L’inflation dans la zone euro tombe à 1,7% et se rapproche des niveaux pandémiques

L’inflation dans la zone euro s’essouffle depuis un certain temps. A tel point qu'en janvier l'indice des prix à la consommation (IPC) s'est modéré à 1,7% par rapport au même mois de l'année précédente, soit trois dixièmes de moins qu'en décembre, selon Eurostat. Pour trouver des pourcentages de prix plus bas, il faut remonter aux premiers mois de 2021, lorsque la pandémie de covid-19 a continué de forcer l’adoption de restrictions économiques pour stopper les infections. Un autre précédent à prendre en compte s’est produit en septembre 2024, lorsque les données d’évolution des prix étaient exactement les mêmes qu’aujourd’hui.

Il y a une différence entre ce moment et celui-ci. On craignait alors encore un rebond des prix. Il sortait de la crise inflationniste de 2022 et 2023, et l’IPC refusait de baisser au même rythme qu’il avait augmenté.
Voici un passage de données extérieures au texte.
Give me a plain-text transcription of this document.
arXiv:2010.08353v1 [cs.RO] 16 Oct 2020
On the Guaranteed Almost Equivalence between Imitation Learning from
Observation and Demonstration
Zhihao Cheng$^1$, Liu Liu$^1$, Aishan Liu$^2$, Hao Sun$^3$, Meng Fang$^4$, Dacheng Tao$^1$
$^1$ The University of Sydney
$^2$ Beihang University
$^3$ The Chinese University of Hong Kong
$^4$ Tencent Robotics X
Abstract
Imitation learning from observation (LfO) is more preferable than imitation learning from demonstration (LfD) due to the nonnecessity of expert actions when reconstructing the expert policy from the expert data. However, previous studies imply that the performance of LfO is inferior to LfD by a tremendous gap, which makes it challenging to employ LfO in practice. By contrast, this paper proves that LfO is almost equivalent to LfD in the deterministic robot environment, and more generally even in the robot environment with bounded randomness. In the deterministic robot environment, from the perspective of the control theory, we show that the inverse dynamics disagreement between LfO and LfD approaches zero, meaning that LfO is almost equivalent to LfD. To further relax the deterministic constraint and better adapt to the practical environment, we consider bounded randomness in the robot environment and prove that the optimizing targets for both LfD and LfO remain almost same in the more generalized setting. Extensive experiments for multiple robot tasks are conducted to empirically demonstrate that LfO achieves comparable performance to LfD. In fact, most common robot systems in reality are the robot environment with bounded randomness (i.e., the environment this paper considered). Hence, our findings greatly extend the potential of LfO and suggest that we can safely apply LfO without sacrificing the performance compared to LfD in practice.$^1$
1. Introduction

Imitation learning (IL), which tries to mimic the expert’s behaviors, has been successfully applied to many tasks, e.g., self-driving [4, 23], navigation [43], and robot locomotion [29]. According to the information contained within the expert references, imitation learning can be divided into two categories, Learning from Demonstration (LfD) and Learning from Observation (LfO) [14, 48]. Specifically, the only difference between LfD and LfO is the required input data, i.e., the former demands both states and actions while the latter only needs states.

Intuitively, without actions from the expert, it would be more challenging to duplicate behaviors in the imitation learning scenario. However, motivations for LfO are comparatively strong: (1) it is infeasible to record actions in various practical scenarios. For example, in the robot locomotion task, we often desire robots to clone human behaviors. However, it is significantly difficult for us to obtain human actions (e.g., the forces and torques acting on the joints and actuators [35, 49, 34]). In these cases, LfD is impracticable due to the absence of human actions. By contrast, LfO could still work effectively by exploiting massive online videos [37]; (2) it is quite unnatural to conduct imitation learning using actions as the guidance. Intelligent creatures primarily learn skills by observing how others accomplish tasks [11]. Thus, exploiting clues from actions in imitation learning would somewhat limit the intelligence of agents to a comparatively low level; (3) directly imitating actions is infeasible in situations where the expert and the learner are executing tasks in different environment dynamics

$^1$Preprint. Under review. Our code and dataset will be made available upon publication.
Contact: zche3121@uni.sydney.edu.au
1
Une bonne partie des mesures adoptées par les gouvernements pour atténuer l'impact de l'augmentation du prix du panier des ménages et des fournitures pour les entreprises étaient également en vigueur. A la Banque centrale européenne (BCE), on craignait que la fin de ces aides n'entraîne une hausse des prix.

Et il y en avait. Mais ce n’était que des dixièmes et ce moment est désormais derrière nous. On a l’impression que l’inflation est ancrée depuis des mois sur des données qui oscillent très près de 2 %, à la hausse ou à la baisse. En janvier, cependant, il a baissé encore plus : trois dixièmes en dessous de l'objectif de pierre de la BCE. Ce contrôle des prix est ce qui a amené la présidente de la banque, Christine Lagarde, à parler de la zone euro comme étant « en bonne position ». Cela permet à la plus haute autorité monétaire de l'UE d'agir avec plus de marge que les autres banques centrales, notamment la Réserve fédérale, sous le feu de la Maison Blanche pour abaisser le prix officiel de l'argent.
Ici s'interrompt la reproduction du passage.